沖縄について。(日本の中で気になる場所があります。それは沖縄です。まだ訪れたことはありませんが、一度でも足を運んでみると、モーレツに好きになるような気がしています。夏川りみの「涙そうそう」はなかなかいい曲ですね)

紅葉について。(この時期、特に気がかりなことは、カナダの紅葉です。ケベック州ローレンシャンには毎年入っていますが、いまででいちばん早かった紅葉のピークは9月24日、逆に遅かったのは10月4日です。ちなみに昨年のピークは3〜5日頃で、6日には雪が降りました。今年も3週間ほど現地入りするつもりでいますが、無事に回線が繋がれば現地から最新情報をお伝えいたします)

東京新聞・中日新聞の反響はすごいものがあります。みなさん、感想メールありがとうございます。1通1通、心を込めて読んでいます。

9月30日〜
秋のカナダ取材記
夕方の便でカナダへ移動しました。今回は珍しくビジネスクラスです。吉村は1年で4〜5回、エコノミーの超格安航空券を買って海を越えています。するとマイレージが軽く10万ポイントはたまるのです。つまり1年に1回、そのポイントを使って、無料でビジネスクラスのチケットを取得しているというわけです。やっぱりビジネスクラスは快適です。長距離の移動も苦になりません。読書と睡眠を繰り返していたら、あっという間にトロントに着いていました。
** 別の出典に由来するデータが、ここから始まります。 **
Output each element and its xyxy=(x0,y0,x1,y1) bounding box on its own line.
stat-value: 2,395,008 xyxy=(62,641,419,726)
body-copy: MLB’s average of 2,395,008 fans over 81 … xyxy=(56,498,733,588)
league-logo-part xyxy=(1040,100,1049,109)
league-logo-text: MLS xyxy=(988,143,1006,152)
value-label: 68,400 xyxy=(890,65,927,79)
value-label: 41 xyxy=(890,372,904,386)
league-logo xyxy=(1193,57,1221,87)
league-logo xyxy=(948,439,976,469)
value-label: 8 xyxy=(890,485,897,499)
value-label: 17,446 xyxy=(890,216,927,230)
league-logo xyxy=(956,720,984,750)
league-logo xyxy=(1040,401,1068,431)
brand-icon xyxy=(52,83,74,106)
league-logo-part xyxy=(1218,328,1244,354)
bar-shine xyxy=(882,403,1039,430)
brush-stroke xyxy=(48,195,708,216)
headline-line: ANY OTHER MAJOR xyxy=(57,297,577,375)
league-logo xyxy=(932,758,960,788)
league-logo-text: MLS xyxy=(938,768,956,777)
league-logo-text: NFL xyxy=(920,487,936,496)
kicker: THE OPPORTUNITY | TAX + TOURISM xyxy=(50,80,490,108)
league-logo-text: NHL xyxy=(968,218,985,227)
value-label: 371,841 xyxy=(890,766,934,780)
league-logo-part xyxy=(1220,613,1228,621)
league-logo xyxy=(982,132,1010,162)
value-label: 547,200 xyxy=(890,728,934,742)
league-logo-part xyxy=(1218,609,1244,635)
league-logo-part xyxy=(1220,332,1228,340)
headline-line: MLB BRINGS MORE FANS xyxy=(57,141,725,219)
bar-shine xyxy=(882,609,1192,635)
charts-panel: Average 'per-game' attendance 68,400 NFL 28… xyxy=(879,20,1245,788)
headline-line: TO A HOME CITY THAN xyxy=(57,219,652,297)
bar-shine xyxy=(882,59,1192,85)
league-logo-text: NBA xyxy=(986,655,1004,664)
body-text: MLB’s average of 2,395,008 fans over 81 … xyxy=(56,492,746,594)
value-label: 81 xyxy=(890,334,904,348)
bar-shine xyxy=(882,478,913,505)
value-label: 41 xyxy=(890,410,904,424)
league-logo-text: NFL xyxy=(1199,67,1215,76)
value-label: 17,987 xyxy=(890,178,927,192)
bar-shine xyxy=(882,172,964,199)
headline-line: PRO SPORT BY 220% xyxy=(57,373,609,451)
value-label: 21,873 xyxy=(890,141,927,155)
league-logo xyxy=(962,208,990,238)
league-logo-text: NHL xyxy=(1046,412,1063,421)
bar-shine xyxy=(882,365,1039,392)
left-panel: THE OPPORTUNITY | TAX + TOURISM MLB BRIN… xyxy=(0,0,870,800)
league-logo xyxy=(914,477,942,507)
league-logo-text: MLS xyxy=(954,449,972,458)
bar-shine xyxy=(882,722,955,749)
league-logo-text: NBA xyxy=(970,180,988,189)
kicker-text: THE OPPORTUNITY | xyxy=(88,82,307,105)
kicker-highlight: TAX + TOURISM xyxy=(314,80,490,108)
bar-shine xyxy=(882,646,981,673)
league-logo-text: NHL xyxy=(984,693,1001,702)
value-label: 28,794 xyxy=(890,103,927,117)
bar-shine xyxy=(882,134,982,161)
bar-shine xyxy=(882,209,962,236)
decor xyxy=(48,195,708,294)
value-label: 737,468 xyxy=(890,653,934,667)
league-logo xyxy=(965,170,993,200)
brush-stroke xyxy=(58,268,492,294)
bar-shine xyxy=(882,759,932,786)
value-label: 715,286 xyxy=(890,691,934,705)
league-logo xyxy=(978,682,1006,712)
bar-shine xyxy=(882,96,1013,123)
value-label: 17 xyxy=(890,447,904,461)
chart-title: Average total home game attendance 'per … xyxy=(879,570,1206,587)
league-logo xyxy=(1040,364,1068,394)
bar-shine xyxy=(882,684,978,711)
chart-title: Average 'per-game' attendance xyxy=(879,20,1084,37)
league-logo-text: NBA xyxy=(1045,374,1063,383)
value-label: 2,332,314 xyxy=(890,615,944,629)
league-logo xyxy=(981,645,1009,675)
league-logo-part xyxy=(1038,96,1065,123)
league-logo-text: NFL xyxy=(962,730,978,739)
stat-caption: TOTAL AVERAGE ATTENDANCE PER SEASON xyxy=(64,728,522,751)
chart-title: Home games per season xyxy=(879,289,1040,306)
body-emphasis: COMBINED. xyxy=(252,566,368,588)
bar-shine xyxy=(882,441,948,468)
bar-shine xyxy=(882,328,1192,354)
ケベック州ローレンシャンに住む友人から「今年の紅葉はかなり遅れている」という情報が入ったため、急遽予定を変更し、イースタンタウンシップへ向かうことにしました。モントリオールの空港でレンタカーをピックアップ、勘を頼りに夜のダウンタウンを走り抜け、ハイウェイを1時間ほど南下。その日は、小さな町で見つけた1泊45ドルのモーテルにチェックインしました。

翌朝、各地をチェックしてみたら、まだ紅葉ははじまっていません。よってまたまた予定を変更し、一気に400キロ北上して、ローレンシャン地区に入りました。

1日掛けて各地を巡ってみました。紅葉の進み具合はまだ20%、ピークまであと4〜5日必要です。それにしても今年の秋は異様に暖かいのです。日中はTシャツ一枚で十分です。

せっかくここまで来たのに、まだロクな写真が撮れないというのは焦ります。毎日イライラしています。毎度のことですが、吉村の場合、すべてにおいて思い通りに事が進んだことは一度もありません。たまには何か一つくらい物事がスムーズにいってもいいのになあ〜と夢見ていますが、きっと思い通りにいかないからこそ、生きていて楽しいのですね。いずれにしても、1日でも早く美しい紅葉の写真を撮りたいものです。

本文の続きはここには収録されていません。